In this course we will look at a handful of ubiquitous algorithms in machine learning. We will cover several classical tools in machine learning but more emphasis will be given to recent advances and developing efficient and provable algorithms for learning tasks. A tentative syllabus/schedule can be found below; the topics may change based on student interests as well.



Class transcript: Keep in mind that the transcript only shows what is actually written in class and are not complete notes as such.

Lecture notes for multiplicative weights method (lectures 3,4).

Lecture notes for gradient descent (lectures 8,9).

We will use Piazza for the class. Class page is here. You can singup here.

Assignments:
Assignment 1. Due October 18th, 10PM via Gradescope.

Assignment 2. Due November 8th, 10PM via Gradescope.

Assigment 3. Due November 21st, 10PM via Gradescope.

Assignment 4. Due December 11, 10PM via Gradescope.

Prerequisites: You need background in linear algebra, probability theory, and algorithms (all at a typical undergraduate upper-division level) to make the class fun and interesting for you as well as for me. You can judge your background with this problem set (not to be submitted). If you have doubts about this please talk to me right away.

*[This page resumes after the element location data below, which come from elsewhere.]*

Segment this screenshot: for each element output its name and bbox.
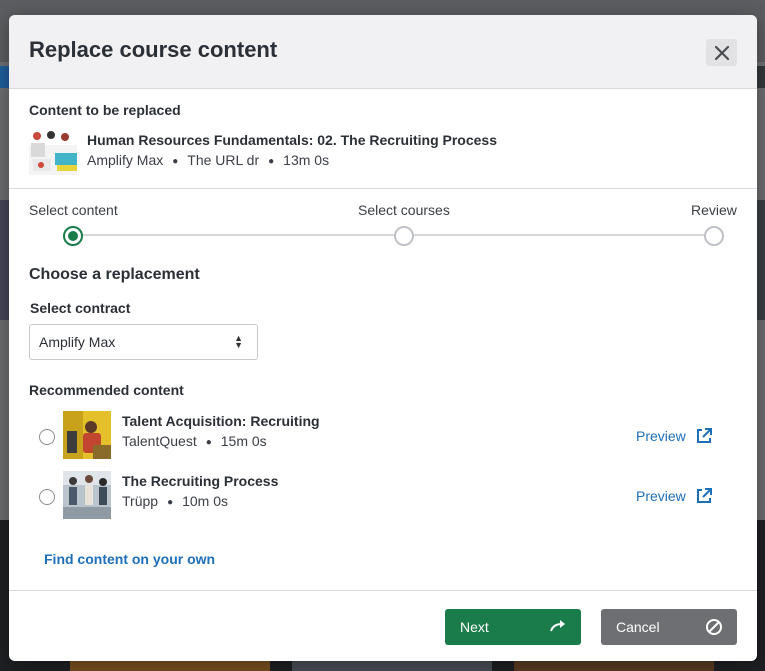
cancel-icon: [706, 619, 722, 635]
next-button-label: Next: [460, 619, 489, 635]
recommended-content-label: Recommended content: [29, 382, 184, 398]
recommended-provider-1: TalentQuest: [122, 433, 197, 449]
close-icon: [714, 45, 729, 60]
step-indicator-select-content: [63, 226, 83, 246]
select-contract-label: Select contract: [30, 300, 131, 316]
meta-separator: ●: [205, 437, 212, 448]
modal-header: Replace course content: [9, 15, 757, 89]
cancel-button-label: Cancel: [616, 619, 660, 635]
select-arrows-icon: ▲ ▼: [234, 333, 243, 350]
recommended-meta-1: TalentQuest ● 15m 0s: [122, 433, 267, 449]
meta-separator: ●: [167, 497, 174, 508]
step-label-select-content: Select content: [29, 202, 118, 218]
content-to-replace-label: Content to be replaced: [29, 102, 181, 118]
modal-title: Replace course content: [29, 37, 278, 62]
replace-content-modal: Replace course content Content to be rep…: [9, 15, 757, 661]
arrow-right-icon: [550, 620, 565, 632]
close-button[interactable]: [706, 39, 737, 66]
contract-select-value: Amplify Max: [39, 334, 116, 350]
course-thumbnail-image: [29, 129, 77, 175]
recommended-duration-2: 10m 0s: [182, 493, 229, 509]
choose-replacement-heading: Choose a replacement: [29, 266, 200, 283]
stepper-track: [72, 234, 712, 236]
recommended-provider-2: Trüpp: [122, 493, 159, 509]
meta-separator: ●: [172, 156, 179, 167]
preview-link-2[interactable]: Preview: [636, 488, 686, 504]
meta-separator: ●: [268, 156, 275, 167]
recommended-title-1: Talent Acquisition: Recruiting: [122, 413, 320, 429]
footer-divider: [9, 590, 757, 591]
current-course-detail: The URL dr: [187, 152, 260, 168]
recommended-duration-1: 15m 0s: [220, 433, 267, 449]
next-button[interactable]: Next: [445, 609, 581, 645]
current-course-provider: Amplify Max: [87, 152, 164, 168]
recommended-radio-1[interactable]: [39, 429, 55, 445]
step-indicator-select-courses: [394, 226, 414, 246]
recommended-thumbnail-image-1: [63, 411, 111, 459]
cancel-button[interactable]: Cancel: [601, 609, 737, 645]
find-content-link[interactable]: Find content on your own: [44, 551, 215, 567]
preview-link-1[interactable]: Preview: [636, 428, 686, 444]
step-label-select-courses: Select courses: [358, 202, 450, 218]
recommended-thumbnail-2: [63, 471, 111, 519]
contract-select[interactable]: Amplify Max ▲ ▼: [29, 324, 258, 360]
external-link-icon[interactable]: [695, 427, 713, 445]
step-indicator-review: [704, 226, 724, 246]
recommended-meta-2: Trüpp ● 10m 0s: [122, 493, 228, 509]
recommended-radio-2[interactable]: [39, 489, 55, 505]
current-course-duration: 13m 0s: [283, 152, 330, 168]
recommended-thumbnail-1: [63, 411, 111, 459]
current-course-title: Human Resources Fundamentals: 02. The Re…: [87, 132, 498, 148]
section-divider: [9, 188, 757, 189]
external-link-icon[interactable]: [695, 487, 713, 505]
recommended-thumbnail-image-2: [63, 471, 111, 519]
course-thumbnail: [29, 129, 77, 175]
current-course-meta: Amplify Max ● The URL dr ● 13m 0s: [87, 152, 329, 168]
recommended-title-2: The Recruiting Process: [122, 473, 279, 489]
step-label-review: Review: [691, 202, 737, 218]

Course work: We will have four assignments: 1,2,3 - 16; 4 - 20.

Mid-term - 32. In class on November 20. There will be no make up exams for the class; you have to let me know in the first two weeks if the date is an issue for you.

Optional project: If you so desire, you can substitute the last assignment for an approved project. This can either be a cohesive literature survey of a specific topic, a research project, or an experimental project investigating different algorithms on a specific learning problem; it can even be in the form of participating in some machine learning competitions. Projects finding connections between the course material and their own research interests are strongly encouraged.
The project topic has to be finalized before Nov 29th and will be evaluated on the basis of a five page (one-sided) report (Due by December 14th 5PM PST) which is expected to be at the level of a conference submission. The project can be done in teams of up to two students (the work will have to scale accordingly).

Assignment submission: We will use Gradescope for assignments and they have to be submitted by 10PM on their due date. This is extremely helpful both for me as well as for you - you'll get better feedback and will have a digital record of all your assignments that you can refer to later. Things to keep in mind: 1) Within two weeks of the course, you should receive a registration link from Gradescope. If you don't receive it before the first homework, contact me immediately; this will give you access to the website. 2) Watch this one-minute video with complete instructions. Follow them to the letter! The simple guidelines make the process considerably smoother. 3) Make sure you start each problem of an assignment on a new page. 4) To generate a PDF scan of the assignments, you can follow the instructions here; you can also use the scanners in the library.

Resources: There is no required course text. The following links would be useful:
Sanjeev Arora's course.
Elad Hazan's course.
Ankur Moitra's course.
Draft of Foundations of Data Science by Blum, Hopcroft and Kannan.
Amit Chakrabarti's lecture notes on streaming algorithms.
Links to appropriate papers or other online material (typically other lecture notes) will be provided for each lecture.

Hours & Location: MW 2-3:50, Boelter Hall 5272. Office hours: Wednesday 10:30 - 11:30, BH 3732H.


The following is a tentative list of topics to be covered.
Learning theory: what and how? (2 lectures)
How to model learning?
PAC model and Generalization
Towards tractable learning models
Linearity: the swiss-army knife (3 lectures)
Best-fit subspaces, low-rank approximations, and Singular Value Decomposition
Applications of SVD
Multiplicative weights and online learning (2 lectures)
Online optimization and regret minimization.
Optimization: the work-horse of learning (3 lectures)
Convexity primer
Learning as optimization
Gradient descent
Stochastic gradient descent
Accelrated gradient descent methods
Regression and its analysis (2 lectures)
How and when to regress?
Graphical Models (3 lectures)
Basic models and algorithms
Neural networks (2 lectures)
Constant-depth circuits, back propogation, and limitations
The reemergence of neural nets
Algorithms for massive data sets (2 lectures)
Streaming algorithms
Miscellaneous/buffer (1 lecture)

Academic honesty: The students are expected to fully abide by UCLA's student conduct policies, including Section 102.01 on academic honesty. You will find a wealth of helpful materials here, including the Student Guide to Academic Integrity. Academic dishonesty will be promptly reported to the Dean of Students' Office for adjudication and disciplinary action. Remember, cheating will have significant and irrevocable consequences for your academic record and professional future. Please don't cheat.

While collaboration with other students on assignments is fine, you should clearly mention the collaborators. You should make your own slides and when you use content from another source, you should explicitly state so. Under no circumstances may you use code directly from resources on the web without explicitly citing the source.